DDS: DPU-optimized Disaggregated Storage [Extended Report]

Qizhen Zhang,Philip Bernstein,Badrish Chandramouli,Jiasheng Hu,Yiming Zheng
2024-08-28
Abstract:This extended report presents DDS, a novel disaggregated storage architecture enabled by emerging networking hardware, namely DPUs (Data Processing Units). DPUs can optimize the latency and CPU consumption of disaggregated storage servers. However, utilizing DPUs for DBMSs requires careful design of the network and storage paths and the interface exposed to the DBMS. To fully benefit from DPUs, DDS heavily uses DMA, zero-copy, and userspace I/O to minimize overhead when improving throughput. It also introduces an offload engine that eliminates host CPUs by executing client requests directly on the DPU. Adopting DDS' API requires minimal DBMS modification. Our experimental study and production system integration show promising results -- DDS achieves higher disaggregated storage throughput with an order of magnitude lower latency, and saves up to tens of CPU cores per storage server.
Distributed, Parallel, and Cluster Computing
What problem does this paper attempt to address?
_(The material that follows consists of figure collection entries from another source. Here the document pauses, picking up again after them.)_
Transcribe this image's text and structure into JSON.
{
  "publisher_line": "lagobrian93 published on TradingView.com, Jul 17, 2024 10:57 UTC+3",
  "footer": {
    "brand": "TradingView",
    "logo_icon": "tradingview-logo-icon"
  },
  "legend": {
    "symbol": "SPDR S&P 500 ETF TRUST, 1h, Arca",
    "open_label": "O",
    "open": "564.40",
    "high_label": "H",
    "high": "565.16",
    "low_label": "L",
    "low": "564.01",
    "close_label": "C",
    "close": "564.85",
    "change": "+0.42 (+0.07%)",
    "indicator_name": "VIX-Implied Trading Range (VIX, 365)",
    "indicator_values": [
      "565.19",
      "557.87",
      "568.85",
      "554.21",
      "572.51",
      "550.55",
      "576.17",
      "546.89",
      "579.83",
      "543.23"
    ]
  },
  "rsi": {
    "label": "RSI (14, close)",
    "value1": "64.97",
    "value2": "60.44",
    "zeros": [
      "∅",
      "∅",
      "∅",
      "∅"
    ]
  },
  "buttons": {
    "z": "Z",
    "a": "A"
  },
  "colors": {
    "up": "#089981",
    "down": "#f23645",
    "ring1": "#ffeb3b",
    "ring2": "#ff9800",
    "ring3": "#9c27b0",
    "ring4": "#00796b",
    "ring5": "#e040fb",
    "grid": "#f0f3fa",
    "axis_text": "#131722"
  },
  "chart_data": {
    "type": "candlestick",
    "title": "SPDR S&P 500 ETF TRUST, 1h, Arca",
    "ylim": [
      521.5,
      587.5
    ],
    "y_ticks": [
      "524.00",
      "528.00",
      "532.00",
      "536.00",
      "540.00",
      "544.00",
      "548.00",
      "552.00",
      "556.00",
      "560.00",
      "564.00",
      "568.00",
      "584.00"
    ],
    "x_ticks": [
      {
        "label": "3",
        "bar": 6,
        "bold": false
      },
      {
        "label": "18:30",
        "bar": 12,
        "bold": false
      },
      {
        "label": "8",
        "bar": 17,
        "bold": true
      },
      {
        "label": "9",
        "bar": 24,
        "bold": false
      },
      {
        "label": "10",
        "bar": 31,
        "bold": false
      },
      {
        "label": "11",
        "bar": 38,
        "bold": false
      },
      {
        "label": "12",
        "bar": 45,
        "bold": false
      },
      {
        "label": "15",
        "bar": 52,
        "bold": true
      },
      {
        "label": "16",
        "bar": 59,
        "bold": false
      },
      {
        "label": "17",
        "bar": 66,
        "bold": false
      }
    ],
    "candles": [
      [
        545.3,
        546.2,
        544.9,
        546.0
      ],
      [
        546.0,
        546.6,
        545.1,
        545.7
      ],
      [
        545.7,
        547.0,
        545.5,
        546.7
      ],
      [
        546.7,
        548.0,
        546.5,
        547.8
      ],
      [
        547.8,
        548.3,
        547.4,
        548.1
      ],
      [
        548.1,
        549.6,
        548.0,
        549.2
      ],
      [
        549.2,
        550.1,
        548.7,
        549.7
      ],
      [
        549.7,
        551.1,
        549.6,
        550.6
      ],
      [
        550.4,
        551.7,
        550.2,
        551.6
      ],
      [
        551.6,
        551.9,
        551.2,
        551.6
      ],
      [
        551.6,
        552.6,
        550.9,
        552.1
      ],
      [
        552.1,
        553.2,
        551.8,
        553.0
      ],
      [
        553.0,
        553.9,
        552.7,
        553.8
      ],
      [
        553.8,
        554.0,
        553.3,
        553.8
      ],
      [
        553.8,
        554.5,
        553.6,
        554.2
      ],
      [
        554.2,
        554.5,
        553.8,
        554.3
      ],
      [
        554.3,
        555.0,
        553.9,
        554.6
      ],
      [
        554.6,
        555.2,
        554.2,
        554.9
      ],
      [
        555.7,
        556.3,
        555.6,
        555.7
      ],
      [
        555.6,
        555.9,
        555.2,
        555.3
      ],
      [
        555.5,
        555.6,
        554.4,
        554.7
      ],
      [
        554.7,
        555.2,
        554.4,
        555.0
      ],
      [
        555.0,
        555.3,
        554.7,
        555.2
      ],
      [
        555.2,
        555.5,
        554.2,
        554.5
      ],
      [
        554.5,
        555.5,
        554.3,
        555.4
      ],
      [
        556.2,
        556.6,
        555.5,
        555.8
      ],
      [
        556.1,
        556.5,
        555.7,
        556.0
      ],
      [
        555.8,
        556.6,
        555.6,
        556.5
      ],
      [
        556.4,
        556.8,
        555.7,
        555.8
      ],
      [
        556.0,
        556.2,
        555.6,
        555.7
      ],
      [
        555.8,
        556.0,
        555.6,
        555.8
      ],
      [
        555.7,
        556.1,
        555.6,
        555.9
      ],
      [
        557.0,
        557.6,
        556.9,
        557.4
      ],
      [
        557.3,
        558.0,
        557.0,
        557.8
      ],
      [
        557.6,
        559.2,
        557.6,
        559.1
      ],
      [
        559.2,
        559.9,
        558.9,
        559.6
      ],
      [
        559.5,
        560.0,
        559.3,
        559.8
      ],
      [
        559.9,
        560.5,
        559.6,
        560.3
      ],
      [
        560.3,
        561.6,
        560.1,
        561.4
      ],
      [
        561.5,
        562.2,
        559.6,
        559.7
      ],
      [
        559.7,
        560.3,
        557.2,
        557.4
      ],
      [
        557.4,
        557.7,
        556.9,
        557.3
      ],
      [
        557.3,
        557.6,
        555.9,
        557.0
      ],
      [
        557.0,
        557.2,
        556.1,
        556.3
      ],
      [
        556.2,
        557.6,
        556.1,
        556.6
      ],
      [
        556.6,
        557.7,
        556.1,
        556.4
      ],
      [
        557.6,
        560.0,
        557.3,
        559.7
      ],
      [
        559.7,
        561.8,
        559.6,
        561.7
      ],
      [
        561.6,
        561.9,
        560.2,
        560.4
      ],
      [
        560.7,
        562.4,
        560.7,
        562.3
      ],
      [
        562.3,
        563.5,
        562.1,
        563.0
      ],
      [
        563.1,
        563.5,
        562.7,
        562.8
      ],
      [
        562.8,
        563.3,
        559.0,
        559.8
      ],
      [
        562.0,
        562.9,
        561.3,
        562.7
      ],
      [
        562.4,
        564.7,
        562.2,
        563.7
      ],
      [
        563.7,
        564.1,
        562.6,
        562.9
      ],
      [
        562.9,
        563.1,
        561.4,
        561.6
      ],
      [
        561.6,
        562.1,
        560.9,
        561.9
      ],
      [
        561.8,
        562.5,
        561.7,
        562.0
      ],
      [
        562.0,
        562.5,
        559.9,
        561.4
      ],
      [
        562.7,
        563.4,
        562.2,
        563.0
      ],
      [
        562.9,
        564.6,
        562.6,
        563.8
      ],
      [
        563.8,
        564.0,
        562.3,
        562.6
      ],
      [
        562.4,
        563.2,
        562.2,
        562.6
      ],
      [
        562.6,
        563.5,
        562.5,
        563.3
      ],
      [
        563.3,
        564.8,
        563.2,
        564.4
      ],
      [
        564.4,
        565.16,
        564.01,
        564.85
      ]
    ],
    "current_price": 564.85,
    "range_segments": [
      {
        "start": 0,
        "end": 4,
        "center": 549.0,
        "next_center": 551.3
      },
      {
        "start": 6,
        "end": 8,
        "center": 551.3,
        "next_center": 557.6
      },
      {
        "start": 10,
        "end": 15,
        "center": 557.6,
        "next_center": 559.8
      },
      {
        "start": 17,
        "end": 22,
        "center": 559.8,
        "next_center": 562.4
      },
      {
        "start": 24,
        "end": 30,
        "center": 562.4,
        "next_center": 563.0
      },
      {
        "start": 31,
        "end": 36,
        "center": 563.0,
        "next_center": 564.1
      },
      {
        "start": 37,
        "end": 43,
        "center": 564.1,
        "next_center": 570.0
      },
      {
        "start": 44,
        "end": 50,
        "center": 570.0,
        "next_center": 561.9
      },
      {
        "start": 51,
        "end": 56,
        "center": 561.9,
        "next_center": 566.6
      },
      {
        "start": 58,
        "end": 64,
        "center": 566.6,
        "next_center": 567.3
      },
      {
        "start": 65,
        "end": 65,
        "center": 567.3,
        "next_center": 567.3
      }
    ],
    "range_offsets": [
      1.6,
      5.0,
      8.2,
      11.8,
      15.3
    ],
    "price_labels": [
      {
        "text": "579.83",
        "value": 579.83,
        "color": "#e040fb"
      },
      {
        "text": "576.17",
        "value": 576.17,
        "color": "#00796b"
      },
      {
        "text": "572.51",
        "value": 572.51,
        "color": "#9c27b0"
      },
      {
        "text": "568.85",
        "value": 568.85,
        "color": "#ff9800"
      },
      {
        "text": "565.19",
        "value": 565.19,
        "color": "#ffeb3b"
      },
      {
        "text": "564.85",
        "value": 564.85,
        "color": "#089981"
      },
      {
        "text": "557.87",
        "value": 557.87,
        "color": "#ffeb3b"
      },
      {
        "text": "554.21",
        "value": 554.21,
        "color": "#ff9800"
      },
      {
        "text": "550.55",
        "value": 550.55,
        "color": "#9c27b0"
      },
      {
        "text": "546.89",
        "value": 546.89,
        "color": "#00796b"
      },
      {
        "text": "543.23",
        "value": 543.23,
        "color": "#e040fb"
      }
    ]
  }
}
The paper attempts to address the issues of high latency and high CPU consumption brought about by storage and compute separation (i.e., storage disaggregation) in cloud-native database systems (DBMSs). Specifically: 1. **High Latency Issue**: In the current storage disaggregation architecture, data requests need to be processed through multiple layers, including the network and file modules of the operating system kernel and the I/O stack within the database management system, leading to high request latency. 2. **High CPU Consumption Issue**: As storage bandwidth increases, the CPU resources required to handle these storage requests also increase, especially under workloads with frequent read operations, where CPU consumption is particularly significant. To address these issues, the paper proposes a new solution—DDS (DPU-optimized Disaggregated Storage), which leverages emerging network hardware—Data Processing Units (DPUs) to optimize the latency and CPU consumption of storage servers. DPUs can directly handle storage requests, reducing the burden on the host CPU, and minimize overhead through technologies such as DMA, zero-copy, and user-space I/O, thereby improving throughput. Additionally, DDS introduces an offload engine that can execute client requests directly on the DPU, eliminating the use of the host CPU. Experimental results show that DDS can achieve higher storage throughput at saturated I/O performance while reducing latency by an order of magnitude and saving dozens of CPU cores per storage server.